Its AI applications include Inventory management, Warehouse automation, Forecasting and recovery and anti-theft. The stock is up nearly 26% this year, outperforming the S&P 500 and marginally trailing nvidia.
The world’s leading petroleum company, Valero, is integrating AI across multiple functions, including 17 pilot programs aimed at increasing efficiency from the company’s plant floor to the company’s plant management. In its third-quarter earnings call, Vice Movember Greg Bram noted that Valero is using robotic automation and AI for machine testing.
Valero is also using AI for robust Futer Avaiation of renewable diesel production processes. Excluding the energy companies’ battles in 2025, the stock has posted annualized daily gains of more than 44%.
In the field of services, Constellation Energy – the largest producer of carbon-free energy in the US and Electric Power – offered AI systems that improve the performance of nuclear plants, including predictive maintenance. The energy provider improves grid resilience and reliability with AI tools that help manage demand response.
Constellation Energy also uses machine learning to help its engineers predict fuel needs, setting needs that lead to improved energy output and reduced operating costs. The stock is up more than 49% this year.
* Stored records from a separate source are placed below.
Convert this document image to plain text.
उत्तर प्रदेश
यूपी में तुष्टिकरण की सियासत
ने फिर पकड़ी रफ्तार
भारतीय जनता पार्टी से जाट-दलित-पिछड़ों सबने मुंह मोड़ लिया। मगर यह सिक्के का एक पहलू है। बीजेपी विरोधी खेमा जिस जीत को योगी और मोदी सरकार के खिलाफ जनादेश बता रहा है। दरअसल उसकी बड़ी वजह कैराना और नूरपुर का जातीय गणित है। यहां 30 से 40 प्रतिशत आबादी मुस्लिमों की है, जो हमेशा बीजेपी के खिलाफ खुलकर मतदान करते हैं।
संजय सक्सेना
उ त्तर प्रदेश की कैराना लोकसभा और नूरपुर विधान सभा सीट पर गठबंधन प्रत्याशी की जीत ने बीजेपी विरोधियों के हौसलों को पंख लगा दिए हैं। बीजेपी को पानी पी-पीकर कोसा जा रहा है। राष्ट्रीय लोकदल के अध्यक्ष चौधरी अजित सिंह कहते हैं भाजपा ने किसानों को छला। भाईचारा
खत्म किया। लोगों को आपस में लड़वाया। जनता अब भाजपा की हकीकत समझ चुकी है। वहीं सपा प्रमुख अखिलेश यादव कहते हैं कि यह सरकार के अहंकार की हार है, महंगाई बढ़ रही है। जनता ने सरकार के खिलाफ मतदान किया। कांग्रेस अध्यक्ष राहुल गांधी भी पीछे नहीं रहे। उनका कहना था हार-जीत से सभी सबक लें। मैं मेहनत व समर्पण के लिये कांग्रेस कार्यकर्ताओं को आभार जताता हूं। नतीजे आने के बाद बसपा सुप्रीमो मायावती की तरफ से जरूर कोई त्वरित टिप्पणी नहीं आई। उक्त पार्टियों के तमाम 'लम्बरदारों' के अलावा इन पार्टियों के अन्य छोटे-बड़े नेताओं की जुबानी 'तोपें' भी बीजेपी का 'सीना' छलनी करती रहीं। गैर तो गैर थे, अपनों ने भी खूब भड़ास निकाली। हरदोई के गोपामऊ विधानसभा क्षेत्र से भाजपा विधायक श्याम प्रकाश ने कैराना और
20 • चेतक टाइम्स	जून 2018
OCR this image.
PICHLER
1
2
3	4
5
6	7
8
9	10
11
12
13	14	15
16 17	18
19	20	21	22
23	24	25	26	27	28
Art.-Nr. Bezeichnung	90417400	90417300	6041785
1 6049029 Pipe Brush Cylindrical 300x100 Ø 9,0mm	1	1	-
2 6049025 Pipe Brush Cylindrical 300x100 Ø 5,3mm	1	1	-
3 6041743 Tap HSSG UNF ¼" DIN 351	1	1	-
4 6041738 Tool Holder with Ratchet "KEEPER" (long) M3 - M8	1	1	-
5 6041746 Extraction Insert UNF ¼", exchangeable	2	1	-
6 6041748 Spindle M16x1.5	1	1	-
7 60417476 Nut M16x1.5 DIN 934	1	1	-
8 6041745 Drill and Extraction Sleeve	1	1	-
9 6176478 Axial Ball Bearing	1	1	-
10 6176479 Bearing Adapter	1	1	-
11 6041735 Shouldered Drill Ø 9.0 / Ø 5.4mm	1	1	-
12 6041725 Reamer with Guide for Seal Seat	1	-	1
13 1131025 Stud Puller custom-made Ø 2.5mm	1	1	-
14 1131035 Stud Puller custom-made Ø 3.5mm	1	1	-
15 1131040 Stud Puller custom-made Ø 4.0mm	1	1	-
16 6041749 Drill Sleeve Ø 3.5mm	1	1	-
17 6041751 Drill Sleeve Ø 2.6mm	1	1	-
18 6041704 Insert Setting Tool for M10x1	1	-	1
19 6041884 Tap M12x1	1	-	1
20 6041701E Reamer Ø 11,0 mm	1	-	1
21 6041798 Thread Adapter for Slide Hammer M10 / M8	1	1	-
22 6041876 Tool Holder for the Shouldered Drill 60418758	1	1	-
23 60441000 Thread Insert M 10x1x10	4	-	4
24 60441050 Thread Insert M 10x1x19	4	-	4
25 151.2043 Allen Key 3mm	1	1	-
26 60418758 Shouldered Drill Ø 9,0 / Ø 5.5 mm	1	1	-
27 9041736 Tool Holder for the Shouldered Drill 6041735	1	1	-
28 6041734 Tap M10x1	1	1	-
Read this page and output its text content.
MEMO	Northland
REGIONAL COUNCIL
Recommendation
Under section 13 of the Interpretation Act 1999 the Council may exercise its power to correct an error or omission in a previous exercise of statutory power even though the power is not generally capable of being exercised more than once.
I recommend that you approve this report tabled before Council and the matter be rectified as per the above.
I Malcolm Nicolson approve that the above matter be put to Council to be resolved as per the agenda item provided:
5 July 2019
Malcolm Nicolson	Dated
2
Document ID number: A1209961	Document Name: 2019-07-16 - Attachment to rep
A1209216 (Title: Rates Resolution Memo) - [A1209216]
Getting exposure to AI while being cut off against tech dowturns
Just because those examples fall outside the AI space doesn’t mean they don’t have their challenges. Those defensive sectors still tend to reduce consumer confidence, record oil production and capital investment needs for grid repair and modernization.
But when AI prices rise and fearful investor sentiment causes the financial and telecommunications sectors to pull back, these stocks could put investors’ portfolios at increased risk.
According to Ray Dalio, the founder of the largest Hedge Fund in the world, with whom he is associated in Bridgewater, “in trading, you have to be aggressive at the same time. If you don’t stop yourself, and if you don’t stop, you won’t save money either.”
With AI, investors now have the opportunity to accomplish those various tasks in sectors that are often overlooked.